Apenas hubo salido el almirante, Markus
lanzó un sonoro hurra que fue coreado por todos. Los gritos de victoria, los
abrazos, las caras sonrientes de aquellos seres de dos mundos se confundían
dando la impresión de un tremendo manicomio, alegre y entusiasmado.
Los camaradas del “Ávila”, reunidos con
Idón y Hélida, subieron a la cámara de derrota. Cuando Suárez despidió al
almirante, se reunió a todo gas con ellos.
-Ahora que no hay protocolo, te voy a
dar un abrazo fenomenal -gritó el comandante corriendo hacia Idón.
-¡Te felicito por la victoria, Alberto! -respondió
el ursita abriendo los brazos.
-¿Qué harás ahora?
-¡Hélida me espera! -sonrió Idón.
-¡Demonio! -gritó Suárez buscando a
alguien con la mirada.
No tuvo que buscar mucho. Ana Oliveira
venía hacia ellos y el comandante le salió al encuentro.
-¿Sabes lo que dice Idón?
-¿Qué dice? -preguntó ella.
-¡Que se casa! ¿Y nosotros?
-Pues...
No pudo terminar. Sin preocuparse de los
que les rodeaban, Suárez tomó en sus brazos a la muchacha y la besó. Fue algo
tan inesperado, tan rápido para ella, que no pudo escapar. Una ruidosa ovación
se escuchó y Ana, muy sofocada, se escurrió al fin. Suárez explicó al ursita:
-Nuestra luna de miel será en Uros.
-Y la mía -sonó la voz potente de Markus-
será en Méjico. Para dar envidia a algún “pelao”.
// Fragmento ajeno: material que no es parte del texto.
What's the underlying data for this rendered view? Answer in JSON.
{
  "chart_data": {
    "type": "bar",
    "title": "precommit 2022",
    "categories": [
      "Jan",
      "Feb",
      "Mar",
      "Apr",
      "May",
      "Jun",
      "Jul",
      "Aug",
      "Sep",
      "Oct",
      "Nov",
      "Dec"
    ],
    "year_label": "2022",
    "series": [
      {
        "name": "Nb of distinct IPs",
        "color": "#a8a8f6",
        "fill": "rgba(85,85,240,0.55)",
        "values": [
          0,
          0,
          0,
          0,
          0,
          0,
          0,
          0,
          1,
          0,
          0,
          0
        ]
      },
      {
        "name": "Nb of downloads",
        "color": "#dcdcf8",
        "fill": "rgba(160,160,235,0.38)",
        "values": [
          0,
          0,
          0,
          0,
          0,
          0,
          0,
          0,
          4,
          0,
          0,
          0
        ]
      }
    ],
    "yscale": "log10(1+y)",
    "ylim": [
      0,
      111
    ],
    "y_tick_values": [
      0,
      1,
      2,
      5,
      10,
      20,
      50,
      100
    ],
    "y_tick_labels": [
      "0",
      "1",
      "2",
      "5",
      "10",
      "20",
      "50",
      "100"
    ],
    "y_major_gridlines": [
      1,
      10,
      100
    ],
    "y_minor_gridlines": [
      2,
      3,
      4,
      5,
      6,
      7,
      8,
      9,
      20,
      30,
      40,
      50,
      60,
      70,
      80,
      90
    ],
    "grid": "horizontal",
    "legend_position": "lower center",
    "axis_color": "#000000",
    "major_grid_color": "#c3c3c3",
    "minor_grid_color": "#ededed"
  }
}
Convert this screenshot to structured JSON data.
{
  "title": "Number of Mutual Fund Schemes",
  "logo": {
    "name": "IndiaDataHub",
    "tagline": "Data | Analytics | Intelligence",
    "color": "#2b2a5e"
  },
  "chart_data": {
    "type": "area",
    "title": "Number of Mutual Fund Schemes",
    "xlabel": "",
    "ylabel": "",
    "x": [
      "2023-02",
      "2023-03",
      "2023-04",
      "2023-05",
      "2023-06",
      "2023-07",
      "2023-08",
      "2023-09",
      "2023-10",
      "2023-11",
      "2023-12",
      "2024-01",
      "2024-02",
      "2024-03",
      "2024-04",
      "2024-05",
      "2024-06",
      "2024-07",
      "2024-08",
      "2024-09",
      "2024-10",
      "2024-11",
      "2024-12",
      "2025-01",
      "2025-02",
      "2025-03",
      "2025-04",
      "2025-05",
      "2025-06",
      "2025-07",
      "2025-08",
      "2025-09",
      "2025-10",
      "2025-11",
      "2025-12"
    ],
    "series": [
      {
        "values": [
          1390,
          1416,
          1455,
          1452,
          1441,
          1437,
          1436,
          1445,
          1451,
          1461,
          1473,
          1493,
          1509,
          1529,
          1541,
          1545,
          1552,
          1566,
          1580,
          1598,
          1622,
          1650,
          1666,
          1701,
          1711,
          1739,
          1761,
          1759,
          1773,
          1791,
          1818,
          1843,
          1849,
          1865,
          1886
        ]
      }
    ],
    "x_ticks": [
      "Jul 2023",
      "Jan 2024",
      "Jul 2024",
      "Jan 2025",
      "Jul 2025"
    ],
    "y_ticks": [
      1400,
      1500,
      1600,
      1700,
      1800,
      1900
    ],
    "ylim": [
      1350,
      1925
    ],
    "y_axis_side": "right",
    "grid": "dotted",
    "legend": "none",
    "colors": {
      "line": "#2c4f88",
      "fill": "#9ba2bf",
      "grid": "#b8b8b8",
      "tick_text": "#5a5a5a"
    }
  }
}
Al acabar de decir esto, se volvió
rápido y sus brazos poderosos atraparon a Soledad, que trató de esquivarle
sospechando la intención. Fue un abrazo deseado y terrible para la muchacha, pero
que duró poco. Un inofensivo almohadón se estrelló en la cabeza del alegre
griego que, soltando a la chica, cayó sentado en el suelo con la vista nublada.
-¡Markus! -gritó Soledad alarmada.
Pero la risa socarrona de Quesada la
hizo comprender lo que ocurría, mientras del inofensivo almohadón sobresalía la
curva superficie de una escafandra vítrea y dura.